11. Dalam firman-Nya,”Dia menyingkirkan pagi dan menjadikan malam untuk beristirahat, dan (menjadikan) matahari dan bulan untuk perhitungan.”Allah tidak menyebutkan siang seperti kita dapatkan dalam ayat lain dari Al-Qur'an, dimana Allah biasanya menyebutkan siang setelah menyebutkan malam. Di sini Allah tidak menyebutkannya, karena Dia telah mencukupkan dengan hanya menyebutkan pagi yang tak lain adalah pemulaan siang12. Sedangkan tanda kekuasaan Allah dalam membelah dan menumbuh kan butir tumbuh-tumbuhan dan biji buah-buahan adalah bahwa tidak ada seorang pun yang mampu melakukan ini. Ini merupakan salah satu rahasia dari rahasia-rahasia keagungan Allah. Sebab para pencocok tanam bisa mendatangkan air dan menjadikan tanah menjadi subur dengan pupuk serta memilih saat untuk menanam bibit, namun dalam hal membelah atau menumbuhkan biji-bijian dan butir-butiran tersebut, semuanya di luar kadar kemampuannya. Maka di sini kita dapatkan adanya hembusan makna keagungan Allah, dan peringatan akan kemahakuasaan-Nya. Ilmu botani modern menyingkapkan tentang masalah bergeraknya bumi dengan gerakan ringan agar biji bijian itu bisa membelah dan kemudian tumbuh,”Kemudian apabila telah kami turunkan air di atasnya, hiduplah bumi itu dan suburlah.”(Al Hajj : 5).

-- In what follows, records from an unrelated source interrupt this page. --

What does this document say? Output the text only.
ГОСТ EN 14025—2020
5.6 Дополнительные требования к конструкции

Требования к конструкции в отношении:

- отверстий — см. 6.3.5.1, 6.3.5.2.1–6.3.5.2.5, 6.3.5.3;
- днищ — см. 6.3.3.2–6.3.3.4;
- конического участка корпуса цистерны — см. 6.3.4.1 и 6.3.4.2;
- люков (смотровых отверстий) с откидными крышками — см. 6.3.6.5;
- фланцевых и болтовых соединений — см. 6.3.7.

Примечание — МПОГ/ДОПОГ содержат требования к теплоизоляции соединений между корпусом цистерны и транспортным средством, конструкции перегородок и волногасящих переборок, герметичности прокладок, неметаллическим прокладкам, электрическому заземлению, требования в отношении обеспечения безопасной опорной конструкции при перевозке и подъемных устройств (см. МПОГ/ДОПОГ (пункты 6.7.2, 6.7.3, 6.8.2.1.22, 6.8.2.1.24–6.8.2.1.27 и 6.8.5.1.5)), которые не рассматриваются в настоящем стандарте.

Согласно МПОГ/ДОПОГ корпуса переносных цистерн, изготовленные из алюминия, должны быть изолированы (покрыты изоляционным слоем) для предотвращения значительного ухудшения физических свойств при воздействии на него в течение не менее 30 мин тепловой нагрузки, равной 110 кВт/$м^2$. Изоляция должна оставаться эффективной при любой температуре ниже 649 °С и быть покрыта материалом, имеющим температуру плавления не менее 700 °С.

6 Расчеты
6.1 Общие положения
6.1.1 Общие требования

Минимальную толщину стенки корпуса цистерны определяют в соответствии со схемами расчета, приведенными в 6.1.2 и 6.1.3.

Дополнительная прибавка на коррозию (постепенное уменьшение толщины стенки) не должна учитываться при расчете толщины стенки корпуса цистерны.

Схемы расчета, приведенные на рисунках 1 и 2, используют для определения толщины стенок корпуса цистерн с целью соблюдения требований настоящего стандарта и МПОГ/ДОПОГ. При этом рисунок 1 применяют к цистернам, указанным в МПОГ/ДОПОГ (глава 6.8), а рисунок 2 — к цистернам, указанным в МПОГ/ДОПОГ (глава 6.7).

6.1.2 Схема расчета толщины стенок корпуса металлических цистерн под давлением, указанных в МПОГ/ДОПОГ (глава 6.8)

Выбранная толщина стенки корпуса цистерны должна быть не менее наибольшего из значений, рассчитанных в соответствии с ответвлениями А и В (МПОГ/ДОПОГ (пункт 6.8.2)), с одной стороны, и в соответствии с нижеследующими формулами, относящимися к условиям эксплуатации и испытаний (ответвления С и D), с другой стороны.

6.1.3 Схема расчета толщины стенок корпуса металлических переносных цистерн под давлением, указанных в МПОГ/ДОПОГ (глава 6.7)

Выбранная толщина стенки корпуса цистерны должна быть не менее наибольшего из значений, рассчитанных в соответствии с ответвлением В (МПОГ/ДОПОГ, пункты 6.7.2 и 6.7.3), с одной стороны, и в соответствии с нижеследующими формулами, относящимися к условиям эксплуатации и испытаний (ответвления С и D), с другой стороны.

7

13. Dalam firman Allah,”Dia mengeluarkan yang hidup dari yang mati,”memberikan gambaran tentang pengeluaran, sebab dia sempurna melalui proses yang sedikit demi sedikit dan ini bisa terwakili dengan penggunaan fi'il mudhari ' (present and continous tenses), bukan isim fa'il (dalam bentuk mukhrij). Karenanya, di sini tepat apabila menggunakan fi'll mudhari ' sebab peristiwanya berlangsung sedikit demi sedikit14. Al-Hasan membaca al-ishbaah dengan al-ashbah (memfathahkan hamzah) yang berarti bentuk jamak (plural) dari subuh. Hal ini didasarkan pada sebuah ungkapan penyair Arab, Umru'ul Qais:
“Wahai malam nan panjang tidakkah kau segera menjelang terangDengan subuh dan tidaklah subuh subuh itu sepertimu.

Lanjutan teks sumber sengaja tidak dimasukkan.